Montag, 1. September 2014

GoT: Dann geht halt nach Coventry...


Die katholische Kirche hat für die neue Staffel der Filmserie "Game of Thrones" in der kroatischen Stadt Dubrovnik ein Drehverbot erteilt, weil darin eine Nacktszene vorgesehen ist. Von der Serie, die von vielen Gewalt und Sexszenen geprägt ist, wird derzeit die fünste Staffel gedreht. Dazu waren Drehszenen in der Kirche St. Nicholas mit der furchteinflößende Königin, Cersei Lannister, geplant. Die Schauspielerin Lena Headey (40) sollte dabei nackt durch die Straßen der Hauptstadt der sieben Königreiche laufen. Nun wird nach einem neuen Drehort gesucht, um die für die Story notwendige Sequenz doch noch zu filmen.
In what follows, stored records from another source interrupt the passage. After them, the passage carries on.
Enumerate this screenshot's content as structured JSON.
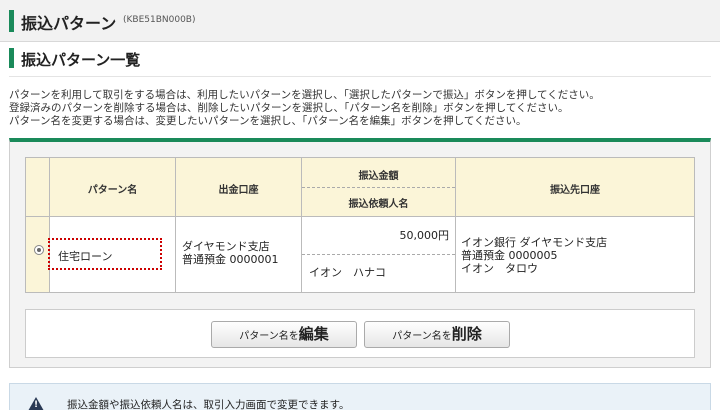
{
  "header": {
    "title": "振込パターン",
    "code": "(KBE51BN000B)"
  },
  "section": {
    "title": "振込パターン一覧"
  },
  "description": [
    "パターンを利用して取引をする場合は、利用したいパターンを選択し、「選択したパターンで振込」ボタンを押してください。",
    "登録済みのパターンを削除する場合は、削除したいパターンを選択し、「パターン名を削除」ボタンを押してください。",
    "パターン名を変更する場合は、変更したいパターンを選択し、「パターン名を編集」ボタンを押してください。"
  ],
  "table": {
    "headers": {
      "pattern_name": "パターン名",
      "source_account": "出金口座",
      "amount": "振込金額",
      "requester": "振込依頼人名",
      "destination": "振込先口座"
    },
    "row": {
      "selected": true,
      "pattern_name": "住宅ローン",
      "source_branch": "ダイヤモンド支店",
      "source_account": "普通預金 0000001",
      "amount": "50,000円",
      "requester": "イオン　ハナコ",
      "dest_bank": "イオン銀行 ダイヤモンド支店",
      "dest_account": "普通預金 0000005",
      "dest_name": "イオン　タロウ"
    }
  },
  "buttons": {
    "edit_prefix": "パターン名を",
    "edit_main": "編集",
    "delete_prefix": "パターン名を",
    "delete_main": "削除"
  },
  "note": {
    "text": "振込金額や振込依頼人名は、取引入力画面で変更できます。"
  },
  "colors": {
    "accent": "#1a8a5a",
    "header_cell": "#fbf5d8",
    "highlight": "#cc0000"
  }
}
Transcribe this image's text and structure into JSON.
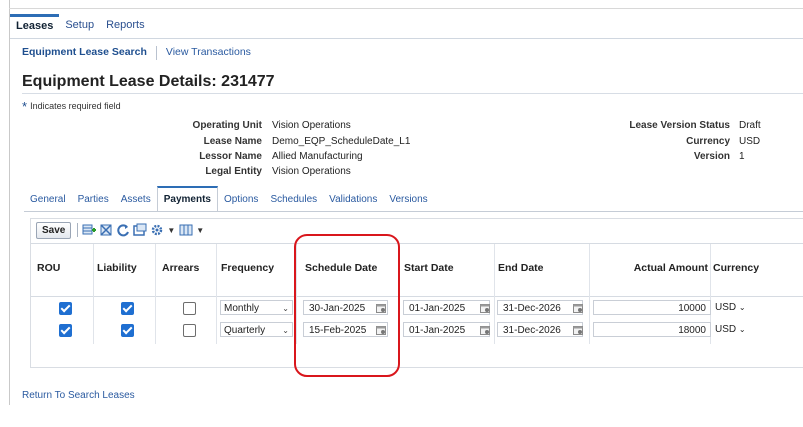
{
  "top_tabs": [
    {
      "label": "Leases",
      "active": true
    },
    {
      "label": "Setup",
      "active": false
    },
    {
      "label": "Reports",
      "active": false
    }
  ],
  "sub_nav": {
    "primary": "Equipment Lease Search",
    "secondary": "View Transactions"
  },
  "page_title": "Equipment Lease Details: 231477",
  "required_note": "Indicates required field",
  "header_fields_left": [
    {
      "label": "Operating Unit",
      "value": "Vision Operations"
    },
    {
      "label": "Lease Name",
      "value": "Demo_EQP_ScheduleDate_L1"
    },
    {
      "label": "Lessor Name",
      "value": "Allied Manufacturing"
    },
    {
      "label": "Legal Entity",
      "value": "Vision Operations"
    }
  ],
  "header_fields_right": [
    {
      "label": "Lease Version Status",
      "value": "Draft"
    },
    {
      "label": "Currency",
      "value": "USD"
    },
    {
      "label": "Version",
      "value": "1"
    }
  ],
  "detail_tabs": [
    "General",
    "Parties",
    "Assets",
    "Payments",
    "Options",
    "Schedules",
    "Validations",
    "Versions"
  ],
  "active_detail_tab": "Payments",
  "toolbar": {
    "save_label": "Save"
  },
  "columns": [
    "ROU",
    "Liability",
    "Arrears",
    "Frequency",
    "Schedule Date",
    "Start Date",
    "End Date",
    "Actual Amount",
    "Currency"
  ],
  "rows": [
    {
      "rou": true,
      "liability": true,
      "arrears": false,
      "frequency": "Monthly",
      "schedule_date": "30-Jan-2025",
      "start_date": "01-Jan-2025",
      "end_date": "31-Dec-2026",
      "actual_amount": "10000",
      "currency": "USD"
    },
    {
      "rou": true,
      "liability": true,
      "arrears": false,
      "frequency": "Quarterly",
      "schedule_date": "15-Feb-2025",
      "start_date": "01-Jan-2025",
      "end_date": "31-Dec-2026",
      "actual_amount": "18000",
      "currency": "USD"
    }
  ],
  "footer_link": "Return To Search Leases",
  "colors": {
    "accent": "#2d6db5",
    "link": "#2a5aa0",
    "highlight": "#d9161c",
    "checkbox": "#1f6fd1"
  },
  "icons": [
    "add-row-icon",
    "delete-row-icon",
    "refresh-icon",
    "detach-icon",
    "settings-icon",
    "columns-icon",
    "calendar-icon",
    "chevron-down-icon"
  ]
}
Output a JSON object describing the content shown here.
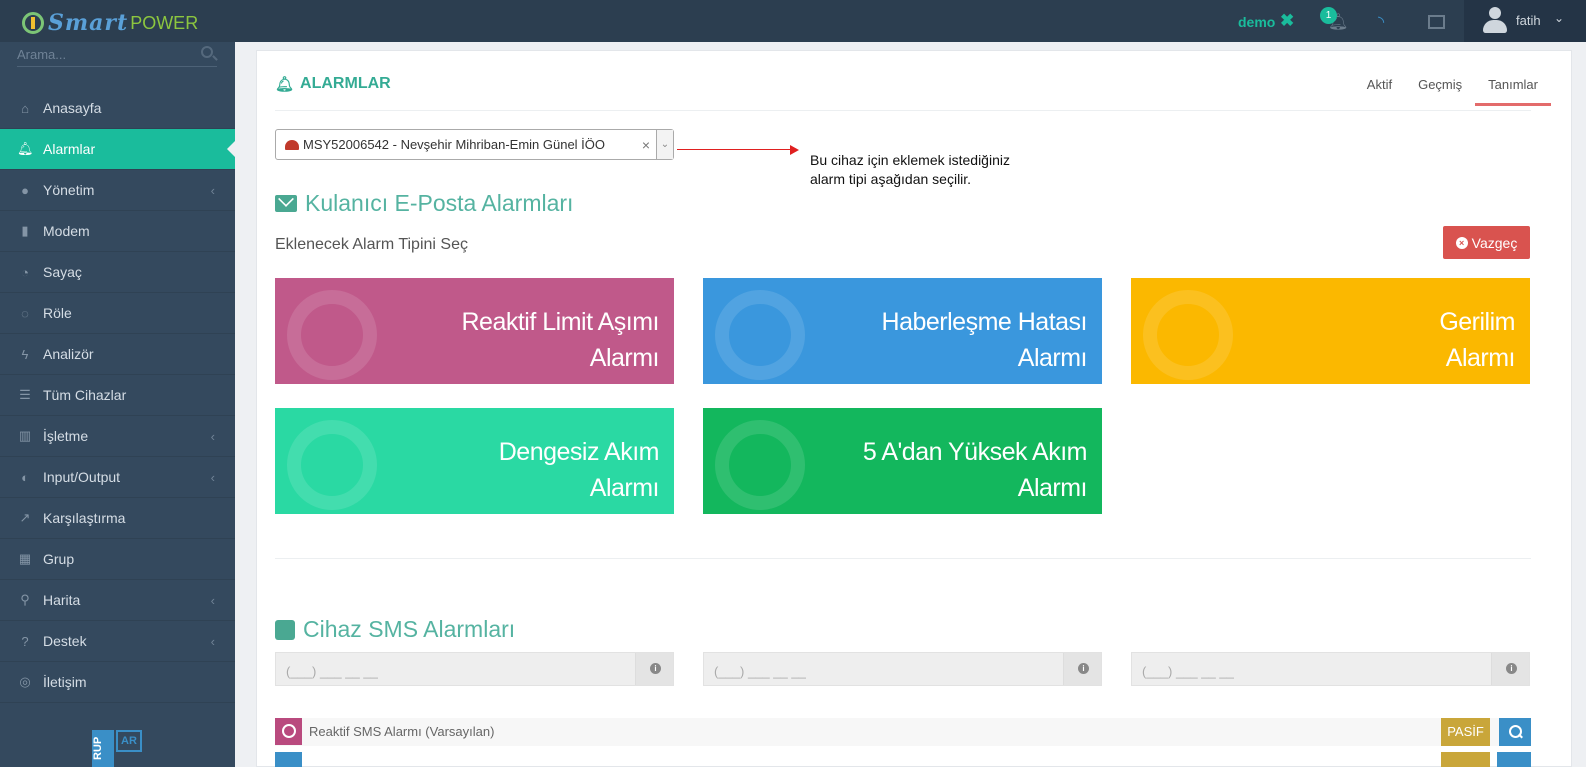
{
  "app": {
    "logo_smart": "Smart",
    "logo_power": "POWER",
    "session_label": "demo",
    "session_close": "✖",
    "notification_count": "1",
    "user_name": "fatih",
    "user_caret": "⌄"
  },
  "sidebar": {
    "search_placeholder": "Arama...",
    "items": [
      {
        "label": "Anasayfa",
        "icon": "home-icon",
        "glyph": "⌂"
      },
      {
        "label": "Alarmlar",
        "icon": "bell-icon",
        "glyph": "🔔︎",
        "active": true
      },
      {
        "label": "Yönetim",
        "icon": "users-icon",
        "glyph": "●",
        "caret": "‹"
      },
      {
        "label": "Modem",
        "icon": "signal-icon",
        "glyph": "▮"
      },
      {
        "label": "Sayaç",
        "icon": "gauge-icon",
        "glyph": "◔"
      },
      {
        "label": "Röle",
        "icon": "relay-icon",
        "glyph": "◌"
      },
      {
        "label": "Analizör",
        "icon": "bolt-icon",
        "glyph": "ϟ"
      },
      {
        "label": "Tüm Cihazlar",
        "icon": "database-icon",
        "glyph": "☰"
      },
      {
        "label": "İşletme",
        "icon": "building-icon",
        "glyph": "▥",
        "caret": "‹"
      },
      {
        "label": "Input/Output",
        "icon": "toggle-icon",
        "glyph": "◐",
        "caret": "‹"
      },
      {
        "label": "Karşılaştırma",
        "icon": "line-chart-icon",
        "glyph": "↗"
      },
      {
        "label": "Grup",
        "icon": "grid-icon",
        "glyph": "▦"
      },
      {
        "label": "Harita",
        "icon": "map-marker-icon",
        "glyph": "⚲",
        "caret": "‹"
      },
      {
        "label": "Destek",
        "icon": "question-icon",
        "glyph": "?",
        "caret": "‹"
      },
      {
        "label": "İletişim",
        "icon": "globe-icon",
        "glyph": "◎"
      }
    ],
    "brand_left": "RUP",
    "brand_right": "AR"
  },
  "main": {
    "title": "ALARMLAR",
    "tabs": [
      {
        "label": "Aktif"
      },
      {
        "label": "Geçmiş"
      },
      {
        "label": "Tanımlar",
        "active": true
      }
    ],
    "device_select": {
      "value": "MSY52006542 - Nevşehir Mihriban-Emin Günel İÖO",
      "clear": "×",
      "arrow": "⌄"
    },
    "note_line1": "Bu cihaz için eklemek istediğiniz",
    "note_line2": "alarm tipi aşağıdan seçilir.",
    "email_section": {
      "title": "Kulanıcı E-Posta Alarmları",
      "subtitle": "Eklenecek Alarm Tipini Seç",
      "cancel_label": "Vazgeç",
      "cancel_icon": "×",
      "tiles": [
        {
          "line1": "Reaktif Limit Aşımı",
          "line2": "Alarmı",
          "color": "#c0598a",
          "icon": "gauge-icon"
        },
        {
          "line1": "Haberleşme Hatası",
          "line2": "Alarmı",
          "color": "#3a97dd",
          "icon": "usb-icon"
        },
        {
          "line1": "Gerilim",
          "line2": "Alarmı",
          "color": "#fbb800",
          "icon": "plug-icon"
        },
        {
          "line1": "Dengesiz Akım",
          "line2": "Alarmı",
          "color": "#2ad9a3",
          "icon": "shuffle-icon"
        },
        {
          "line1": "5 A'dan Yüksek Akım",
          "line2": "Alarmı",
          "color": "#13b75d",
          "icon": "arrow-up-icon"
        }
      ]
    },
    "sms_section": {
      "title": "Cihaz SMS Alarmları",
      "phone_placeholder": "(___) ___ __ __",
      "info_glyph": "i",
      "rows": [
        {
          "label": "Reaktif SMS Alarmı (Varsayılan)",
          "status": "PASİF"
        }
      ]
    }
  }
}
Quelle


Ich scheine schon einmal die Problematik der US-Serie Game of Thrones erwähnt zu haben: Einerseits ist da diese geniale wie komplexe Story, in der es darum geht, dass sich mehrere Adelhäuser und Parteien eines Fanasy-Königreiches in den Haaren liegen und den wenigsten darunter wirklich Alternativen zu Demütigung und Rache einfallen (die sich dann nachträglich sowohl moralisch als auch für die Gesamthandlung als deutlich bsser erweisen).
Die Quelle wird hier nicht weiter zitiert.